In his arguments Monday, Cataldo said the prosecution was "trying to apply manslaughter to speech." ... Her actual conduct in this case was words... Words over text messages, and a phone call."
"It was his (Roy's) plan. He is someone who caused his own death," Cataldo said. Michelle Carter's only role in this is words."
He said the two teens only saw each other "once or twice in two years," but exchanged "thousands and thousands of text messages."

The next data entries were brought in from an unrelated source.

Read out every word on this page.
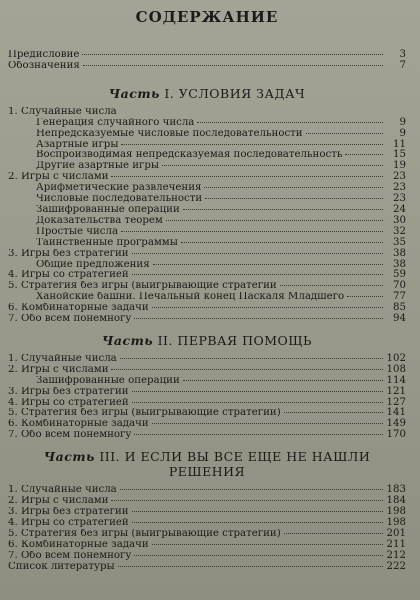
СОДЕРЖАНИЕ
Предисловие	3
Обозначения	7
Часть I. УСЛОВИЯ ЗАДАЧ
1. Случайные числа
Генерация случайного числа	9
Непредсказуемые числовые последовательности	9
Азартные игры	11
Воспроизводимая непредсказуемая последовательность	15
Другие азартные игры	19
2. Игры с числами	23
Арифметические развлечения	23
Числовые последовательности	23
Зашифрованные операции	24
Доказательства теорем	30
Простые числа	32
Таинственные программы	35
3. Игры без стратегии	38
Общие предложения	38
4. Игры со стратегией	59
5. Стратегия без игры (выигрывающие стратегии	70
Ханойские башни. Печальный конец Паскаля Младшего	77
6. Комбинаторные задачи	85
7. Обо всем понемногу	94
Часть II. ПЕРВАЯ ПОМОЩЬ
1. Случайные числа	102
2. Игры с числами	108
Зашифрованные операции	114
3. Игры без стратегии	121
4. Игры со стратегией	127
5. Стратегия без игры (выигрывающие стратегии)	141
6. Комбинаторные задачи	149
7. Обо всем понемногу	170
Часть III. И ЕСЛИ ВЫ ВСЕ ЕЩЕ НЕ НАШЛИ РЕШЕНИЯ
1. Случайные числа	183
2. Игры с числами	184
3. Игры без стратегии	198
4. Игры со стратегией	198
5. Стратегия без игры (выигрывающие стратегии)	201
6. Комбинаторные задачи	211
7. Обо всем понемногу	212
Список литературы	222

Cataldo called it a "sad and tragic case," but added that Roy was determined to take his own life, explaining the young man tried unsuccessfully two years earlier, had been in a psychiatric hospital and was taking different medications related to his mental state. He said Roy left behind "suicide notes" for his family when he left his home for what would be the last time.
Rayburn said through the use of technology, Carter participated in Roy's suicide, sending him text messages right before he took his life and by being on the phone with Roy when he died.
She called the words in Carter's texts "hurtful, offensive and likely to cause a violent act," adding that charges such as criminal harassment, stalking and threats are also based only on words. "One can be an aider and abetter simply because of words," she said.
"He (Roy) dies when she's (Carter) on the phone with him," Rayburn said. "It's as though she's there. She hears the voice and hears the water pump. She wants to be on the phone with him to make sure he doesn't back out."